La ruptura llega un día después de revelarse el uso de Cursor en ataques informáticos
El anuncio de OpenAI se produce además en un momento particularmente delicado para Cursor. Un día antes, Reuters reveló que ciberdelincuentes de habla rusa asociados con Aur0ra habían utilizado su agente para participar en ataques contra al menos siete compañías.
Investigadores de Gambit Security encontraron 28 conversaciones en las que los operadores utilizaban Cursor para explorar redes, buscar credenciales, evaluar privilegios y ejecutar otras tareas relacionadas con las intrusiones. En algunas ocasiones, el agente rechazó instrucciones potencialmente maliciosas, pero los atacantes consiguieron continuar presentando las operaciones como pruebas o simulaciones autorizadas.
Los dos acontecimientos no deben confundirse. OpenAI no menciona el caso Aur0ra entre las razones para terminar el contrato, y el modelo que los investigadores identificaron funcionando dentro de Cursor durante esos ataques fue Claude Sonnet 4.5, de Anthropic, no un modelo de OpenAI.
La proximidad temporal, sin embargo, muestra la complejidad creciente del negocio de los agentes. Cursor funciona como una capa capaz de combinar modelos, herramientas, acceso al código y capacidad para ejecutar acciones. Eso significa que la seguridad depende no solamente del laboratorio que desarrolla un modelo, sino también de la aplicación que lo integra, las herramientas que puede utilizar y los controles que rodean su operación.
La misma semana en que el uso criminal de un agente expuso las dificultades para determinar cuándo una operación es legítima, OpenAI está introduciendo otro límite: no basta con evaluar lo que puede hacer un modelo; también importa quién controla el producto donde será desplegado.
De competir por usuarios a controlar el acceso a los modelos
La ruptura entre OpenAI y Cursor revela así una nueva frontera de la competencia en inteligencia artificial. Durante los primeros años de la expansión de la IA generativa, los modelos de distintos laboratorios podían aparecer juntos dentro de aplicaciones de terceros y competir principalmente por precio, velocidad o rendimiento. Conforme los agentes adquieren capacidad para ejecutar código, operar herramientas y realizar tareas más autónomas, los proveedores están comenzando a prestar mayor atención a las compañías que controlan esas interfaces.

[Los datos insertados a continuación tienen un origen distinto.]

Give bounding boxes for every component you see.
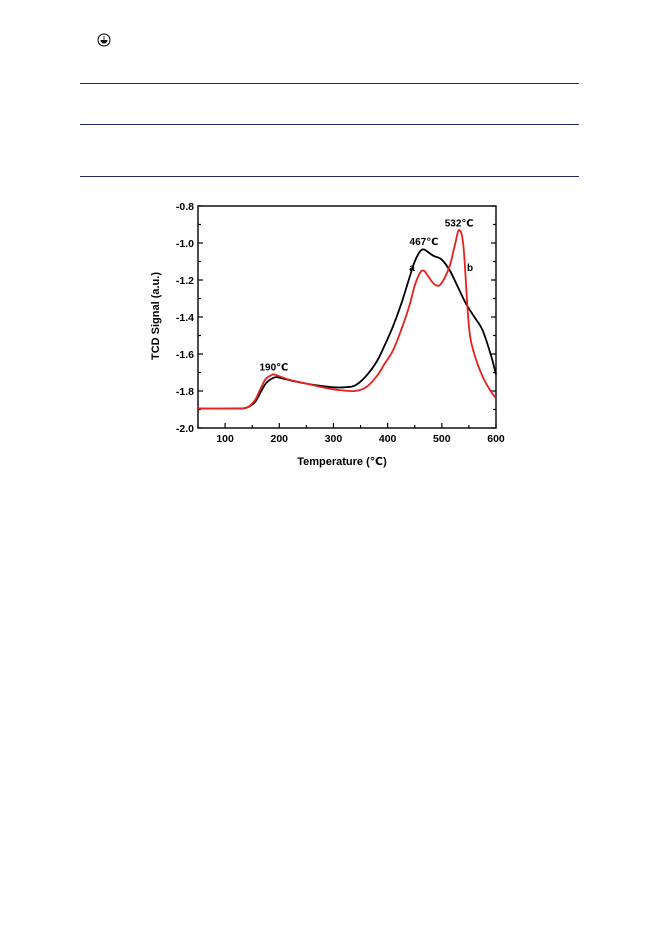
x-tick-label: 500 [433, 433, 451, 445]
circle-bowl-icon [97, 33, 111, 47]
series-line-b [197, 229, 497, 410]
annotation-label: 190℃ [259, 363, 288, 374]
y-tick-label: -1.8 [176, 386, 194, 398]
annotation-label: 467℃ [410, 237, 439, 248]
y-tick-label: -2.0 [176, 423, 194, 435]
x-axis-title: Temperature (℃) [297, 456, 387, 468]
plot-area: 100 200 300 400 500 600 -2.0 -1.8 -1.6 -1.4 -1.2 -1… [176, 201, 505, 445]
plot-frame [197, 205, 497, 429]
tpr-chart: 100 200 300 400 500 600 -2.0 -1.8 -1.6 -1.4 -1.2 -1… [150, 201, 505, 468]
annotation-label: a [409, 263, 415, 274]
y-tick-label: -1.4 [176, 312, 194, 324]
annotation-label: b [467, 263, 473, 274]
y-tick-label: -1.6 [176, 349, 194, 361]
x-tick-label: 400 [379, 433, 397, 445]
y-axis-title: TCD Signal (a.u.) [150, 272, 162, 360]
header-rule-middle [80, 124, 579, 125]
y-tick-label: -1.2 [176, 275, 194, 287]
x-tick-label: 600 [487, 433, 505, 445]
x-tick-label: 100 [216, 433, 234, 445]
y-tick-label: -1.0 [176, 238, 194, 250]
x-tick-label: 200 [271, 433, 289, 445]
header-rule-top [80, 83, 579, 84]
x-tick-label: 300 [325, 433, 343, 445]
y-tick-label: -0.8 [176, 201, 194, 213]
header-rule-bottom [80, 176, 579, 177]
annotation-label: 532℃ [445, 218, 474, 229]
series-line-a [197, 248, 497, 410]
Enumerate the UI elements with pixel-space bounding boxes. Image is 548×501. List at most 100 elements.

OpenAI está utilizando ahora un contrato para hacer exactamente eso. La compañía podría haber mantenido los modelos existentes en Cursor mientras SpaceX desarrollaba progresivamente su propia tecnología. En cambio, decidió utilizar la ventana creada por la adquisición para terminar una relación de casi cuatro años y cerrar también el acceso a sus futuras generaciones de modelos.

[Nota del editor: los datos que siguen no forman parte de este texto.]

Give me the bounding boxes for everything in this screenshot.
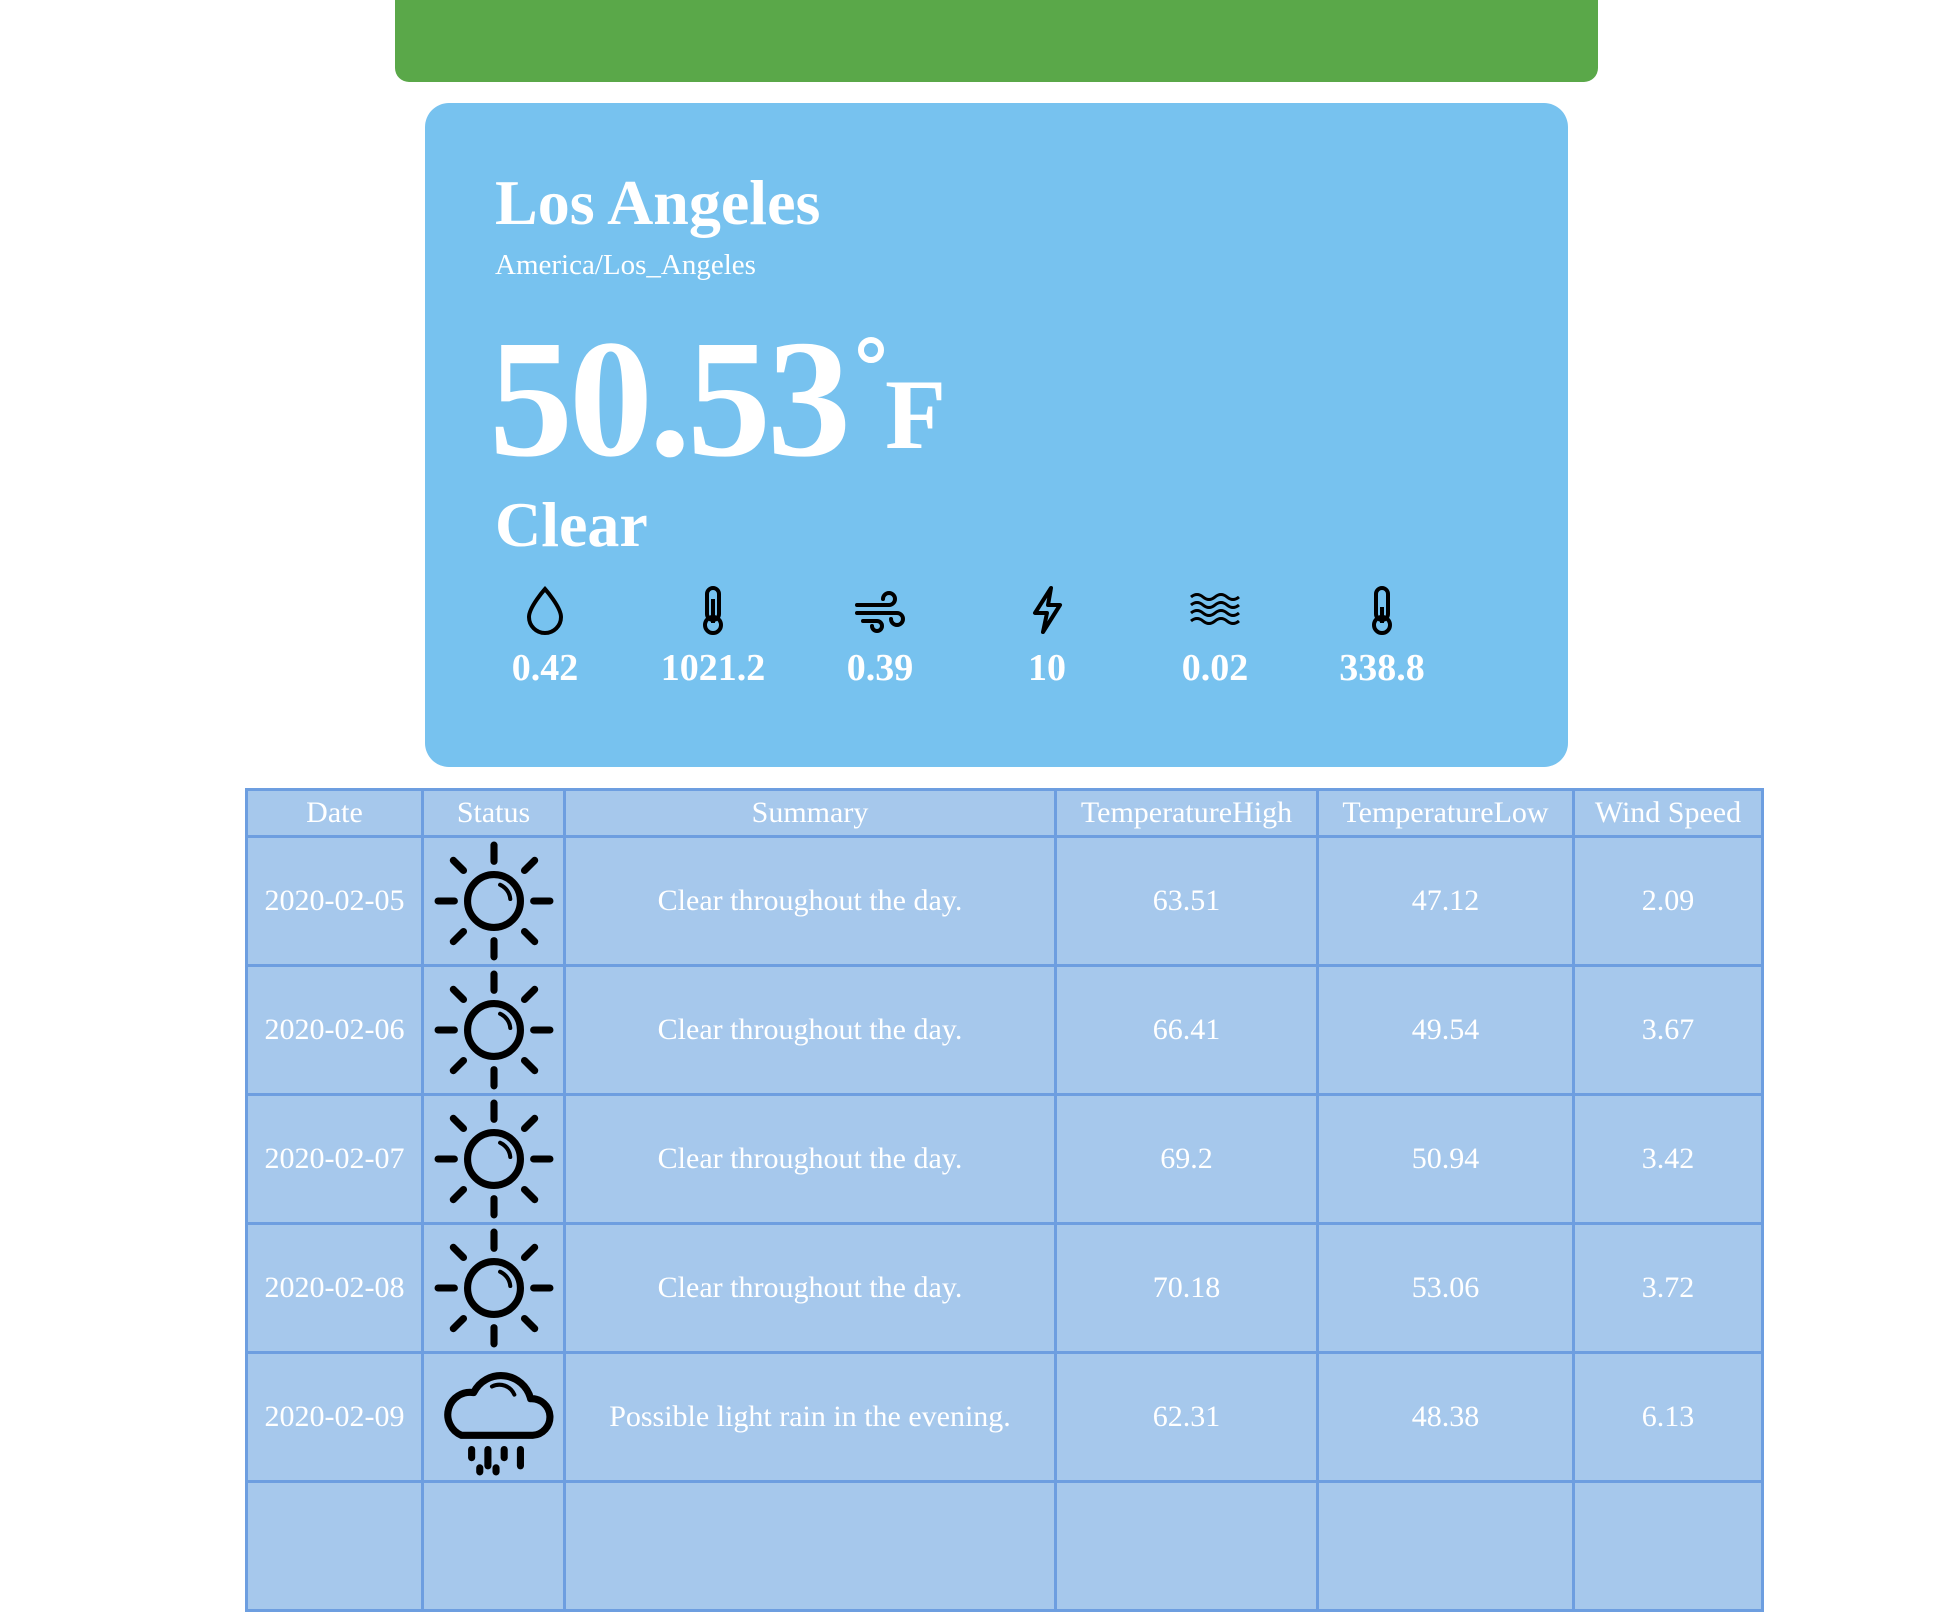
- table-header-row: Date Status Summary TemperatureHigh Temp…: [245, 788, 1764, 838]
- temperature-high-cell: 66.41: [1054, 964, 1319, 1096]
- rain-cloud-icon: [433, 1356, 555, 1478]
- status-cell: [421, 1222, 566, 1354]
- table-row: 2020-02-06 Clear throughout the day. 66.…: [245, 964, 1764, 1096]
- stat-humidity: 0.42: [475, 585, 615, 687]
- forecast-table: Date Status Summary TemperatureHigh Temp…: [245, 788, 1764, 1612]
- column-header-date[interactable]: Date: [245, 788, 424, 838]
- summary-cell: Clear throughout the day.: [563, 964, 1057, 1096]
- summary-cell: Clear throughout the day.: [563, 1093, 1057, 1225]
- sun-icon: [433, 969, 555, 1091]
- current-temperature: 50.53: [489, 306, 851, 492]
- table-row: [245, 1480, 1764, 1612]
- temperature-high-cell: 70.18: [1054, 1222, 1319, 1354]
- stat-value: 1021.2: [660, 647, 766, 689]
- status-cell: [421, 835, 566, 967]
- status-cell: [421, 964, 566, 1096]
- stat-pressure: 1021.2: [643, 585, 783, 687]
- stat-value: 0.39: [846, 647, 914, 689]
- temperature-low-cell: 49.54: [1316, 964, 1575, 1096]
- timezone: America/Los_Angeles: [495, 249, 756, 281]
- wind-icon: [810, 585, 950, 635]
- stat-value: 0.02: [1181, 647, 1249, 689]
- humidity-drop-icon: [475, 585, 615, 635]
- date-cell: 2020-02-06: [245, 964, 424, 1096]
- table-row: 2020-02-07 Clear throughout the day. 69.…: [245, 1093, 1764, 1225]
- temperature-unit: F: [885, 359, 947, 470]
- date-cell: [245, 1480, 424, 1612]
- date-cell: 2020-02-09: [245, 1351, 424, 1483]
- temperature-high-cell: 69.2: [1054, 1093, 1319, 1225]
- summary-cell: Clear throughout the day.: [563, 1222, 1057, 1354]
- thermometer-icon: [1312, 585, 1452, 635]
- degree-symbol: [858, 337, 884, 363]
- temperature-low-cell: [1316, 1480, 1575, 1612]
- wind-speed-cell: 3.72: [1572, 1222, 1764, 1354]
- temperature-high-cell: 63.51: [1054, 835, 1319, 967]
- sun-icon: [433, 1098, 555, 1220]
- stat-wind: 0.39: [810, 585, 950, 687]
- column-header-temperature-high[interactable]: TemperatureHigh: [1054, 788, 1319, 838]
- pressure-thermometer-icon: [643, 585, 783, 635]
- column-header-summary[interactable]: Summary: [563, 788, 1057, 838]
- sun-icon: [433, 1227, 555, 1349]
- wind-speed-cell: [1572, 1480, 1764, 1612]
- current-weather-card: Los Angeles America/Los_Angeles 50.53 F …: [425, 103, 1568, 767]
- header-bar: [395, 0, 1598, 82]
- wind-speed-cell: 3.67: [1572, 964, 1764, 1096]
- table-row: 2020-02-05 Clear throughout the day. 63.…: [245, 835, 1764, 967]
- wind-speed-cell: 2.09: [1572, 835, 1764, 967]
- status-cell: [421, 1480, 566, 1612]
- temperature-low-cell: 50.94: [1316, 1093, 1575, 1225]
- wind-speed-cell: 3.42: [1572, 1093, 1764, 1225]
- stat-lightning: 10: [977, 585, 1117, 687]
- column-header-wind-speed[interactable]: Wind Speed: [1572, 788, 1764, 838]
- temperature-high-cell: 62.31: [1054, 1351, 1319, 1483]
- wind-speed-cell: 6.13: [1572, 1351, 1764, 1483]
- date-cell: 2020-02-07: [245, 1093, 424, 1225]
- city-name: Los Angeles: [495, 167, 821, 238]
- stat-value: 10: [1028, 647, 1066, 689]
- status-cell: [421, 1093, 566, 1225]
- date-cell: 2020-02-05: [245, 835, 424, 967]
- column-header-temperature-low[interactable]: TemperatureLow: [1316, 788, 1575, 838]
- table-row: 2020-02-09 Possible light rain in the ev…: [245, 1351, 1764, 1483]
- stat-temperature: 338.8: [1312, 585, 1452, 687]
- temperature-low-cell: 48.38: [1316, 1351, 1575, 1483]
- summary-cell: Clear throughout the day.: [563, 835, 1057, 967]
- date-cell: 2020-02-08: [245, 1222, 424, 1354]
- temperature-low-cell: 53.06: [1316, 1222, 1575, 1354]
- temperature-high-cell: [1054, 1480, 1319, 1612]
- current-condition: Clear: [495, 489, 648, 560]
- temperature-low-cell: 47.12: [1316, 835, 1575, 967]
- sun-icon: [433, 840, 555, 962]
- summary-cell: [563, 1480, 1057, 1612]
- column-header-status[interactable]: Status: [421, 788, 566, 838]
- stat-value: 0.42: [511, 647, 579, 689]
- summary-cell: Possible light rain in the evening.: [563, 1351, 1057, 1483]
- stat-value: 338.8: [1339, 647, 1425, 689]
- waves-icon: [1145, 585, 1285, 635]
- status-cell: [421, 1351, 566, 1483]
- table-row: 2020-02-08 Clear throughout the day. 70.…: [245, 1222, 1764, 1354]
- stat-waves: 0.02: [1145, 585, 1285, 687]
- lightning-icon: [977, 585, 1117, 635]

Para los desarrolladores, la consecuencia inmediata será tener que sustituir los modelos de OpenAI que utilizan dentro de Cursor antes del 12 de noviembre o acceder a ellos mediante otras herramientas. Para SpaceX, la ruptura acelera el incentivo para depender de Grok y de modelos desarrollados dentro de su propia infraestructura.

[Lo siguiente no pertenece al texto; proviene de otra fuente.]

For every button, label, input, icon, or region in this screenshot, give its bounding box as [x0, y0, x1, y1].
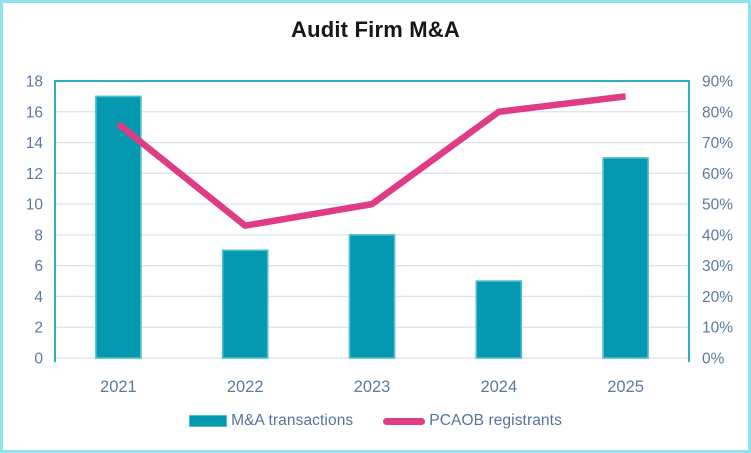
left-axis-tick-label: 12 — [26, 166, 43, 183]
left-axis-tick-label: 8 — [34, 227, 43, 244]
x-axis-label-2025: 2025 — [607, 378, 644, 396]
legend-label-ma-transactions: M&A transactions — [231, 412, 354, 429]
bar-2025 — [602, 157, 649, 359]
plot-area: 0 2 4 6 8 10 12 14 16 18 0% 10% 20% 30% 40% 50% 60% 70% 80… — [26, 74, 733, 397]
x-axis-label-2024: 2024 — [480, 378, 517, 396]
left-axis-tick-label: 18 — [26, 74, 43, 91]
line-series — [116, 93, 626, 229]
right-axis-tick-label: 60% — [702, 166, 733, 183]
left-axis-tick-label: 4 — [34, 289, 43, 306]
x-axis-label-2022: 2022 — [227, 378, 264, 396]
line-series-swatch — [383, 417, 426, 425]
bar-2022 — [221, 249, 269, 359]
bar-series-swatch — [189, 415, 228, 427]
x-axis-label-2023: 2023 — [354, 378, 391, 396]
right-axis-tick-label: 50% — [702, 197, 733, 214]
legend-item-pcaob-registrants: PCAOB registrants — [383, 412, 562, 430]
legend-label-pcaob-registrants: PCAOB registrants — [429, 412, 562, 429]
right-axis-tick-label: 40% — [702, 227, 733, 244]
right-axis-tick-label: 90% — [702, 74, 733, 91]
left-axis-tick-label: 16 — [26, 104, 43, 121]
bar-2024 — [475, 280, 523, 359]
left-axis-tick-label: 14 — [26, 135, 44, 152]
x-axis-label-2021: 2021 — [100, 378, 137, 396]
right-axis-tick-label: 70% — [702, 135, 733, 152]
right-axis-tick-label: 0% — [702, 351, 725, 368]
right-axis-tick-label: 30% — [702, 258, 733, 275]
left-axis-tick-label: 10 — [26, 197, 44, 214]
bar-2023 — [348, 234, 396, 359]
right-axis-tick-label: 20% — [702, 289, 733, 306]
left-axis-tick-label: 6 — [34, 258, 43, 275]
left-axis-tick-label: 2 — [34, 320, 43, 337]
right-axis-tick-label: 80% — [702, 104, 733, 121]
chart-legend: M&A transactions PCAOB registrants — [3, 412, 748, 430]
right-axis-tick-label: 10% — [702, 320, 733, 337]
chart-title: Audit Firm M&A — [290, 17, 460, 42]
legend-item-ma-transactions: M&A transactions — [189, 412, 353, 430]
left-axis-tick-label: 0 — [34, 351, 43, 368]
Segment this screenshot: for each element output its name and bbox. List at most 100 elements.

Y para la industria introduce una pregunta mucho más grande: si las compañías que desarrollan los modelos de frontera empiezan a decidir qué competidores consideran suficientemente confiables para utilizarlos, el acceso a la inteligencia artificial deja de ser solamente una cuestión de precio o capacidad y comienza a convertirse también en una cuestión de confianza corporativa y control.